Она оглянулась и, увидав, что ее друга нет в комнате, побежала за ней.
Вбежав в Сонину комнату и не найдя там свою подругу, Наташа пробежала в детскую – и там не было Сони. Наташа поняла, что Соня была в коридоре на сундуке. Сундук в коридоре был место печалей женского молодого поколения дома Ростовых. Действительно, Соня в своем воздушном розовом платьице, приминая его, лежала ничком на грязной полосатой няниной перине, на сундуке и, закрыв лицо пальчиками, навзрыд плакала, подрагивая своими оголенными плечиками. Лицо Наташи, оживленное, целый день именинное, вдруг изменилось: глаза ее остановились, потом содрогнулась ее широкая шея, углы губ опустились.

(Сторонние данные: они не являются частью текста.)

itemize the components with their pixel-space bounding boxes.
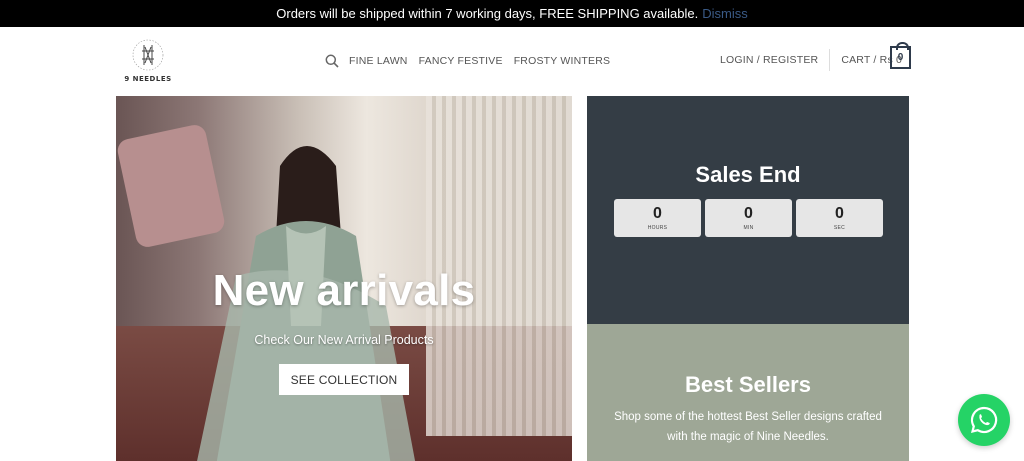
nav-item-frosty-winters[interactable]: FROSTY WINTERS [514,55,611,67]
timer-seconds: 0 SEC [796,199,883,237]
best-sellers-banner[interactable]: Best Sellers Shop some of the hottest Be… [587,324,909,461]
login-register-link[interactable]: LOGIN / REGISTER [720,54,818,66]
hero-title: New arrivals [212,266,476,315]
whatsapp-icon [970,406,998,434]
countdown-timer: 0 HOURS 0 MIN 0 SEC [614,199,883,237]
see-collection-button[interactable]: SEE COLLECTION [279,364,409,395]
timer-minutes: 0 MIN [705,199,792,237]
timer-hours: 0 HOURS [614,199,701,237]
timer-minutes-label: MIN [743,224,754,231]
announcement-bar: Orders will be shipped within 7 working … [0,0,1024,27]
sales-end-banner: Sales End 0 HOURS 0 MIN 0 SEC [587,96,909,324]
main-nav: FINE LAWN FANCY FESTIVE FROSTY WINTERS [325,54,621,68]
search-icon[interactable] [325,54,339,68]
nav-item-fancy-festive[interactable]: FANCY FESTIVE [419,55,503,67]
announcement-text: Orders will be shipped within 7 working … [276,6,699,21]
cart-icon[interactable]: 0 [890,42,911,69]
logo-text: 9 NEEDLES [124,75,172,83]
hero-banner[interactable]: New arrivals Check Our New Arrival Produ… [116,96,572,461]
timer-seconds-label: SEC [833,224,846,231]
nav-item-fine-lawn[interactable]: FINE LAWN [349,55,408,67]
best-sellers-title: Best Sellers [685,372,811,397]
timer-minutes-value: 0 [744,204,753,222]
cart-count: 0 [897,52,904,63]
whatsapp-button[interactable] [958,394,1010,446]
sales-title: Sales End [695,162,801,187]
nav-divider [829,49,831,71]
logo-emblem [128,37,168,73]
best-sellers-description: Shop some of the hottest Best Seller des… [614,411,882,443]
timer-hours-label: HOURS [647,224,668,231]
site-header: 9 NEEDLES FINE LAWN FANCY FESTIVE FROSTY… [0,27,1024,96]
logo[interactable]: 9 NEEDLES [122,37,174,87]
account-nav: LOGIN / REGISTER CART / Rs 0 0 [720,42,911,72]
timer-seconds-value: 0 [835,204,844,222]
timer-hours-value: 0 [653,204,662,222]
dismiss-link[interactable]: Dismiss [702,6,748,21]
hero-subtitle: Check Our New Arrival Products [254,333,434,347]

– Соня! что ты?… Что, что с тобой? У у у!…
И Наташа, распустив свой большой рот и сделавшись совершенно дурною, заревела, как ребенок, не зная причины и только оттого, что Соня плакала. Соня хотела поднять голову, хотела отвечать, но не могла и еще больше спряталась. Наташа плакала, присев на синей перине и обнимая друга. Собравшись с силами, Соня приподнялась, начала утирать слезы и рассказывать.
– Николенька едет через неделю, его… бумага… вышла… он сам мне сказал… Да я бы всё не плакала… (она показала бумажку, которую держала в руке: то были стихи, написанные Николаем) я бы всё не плакала, но ты не можешь… никто не может понять… какая у него душа.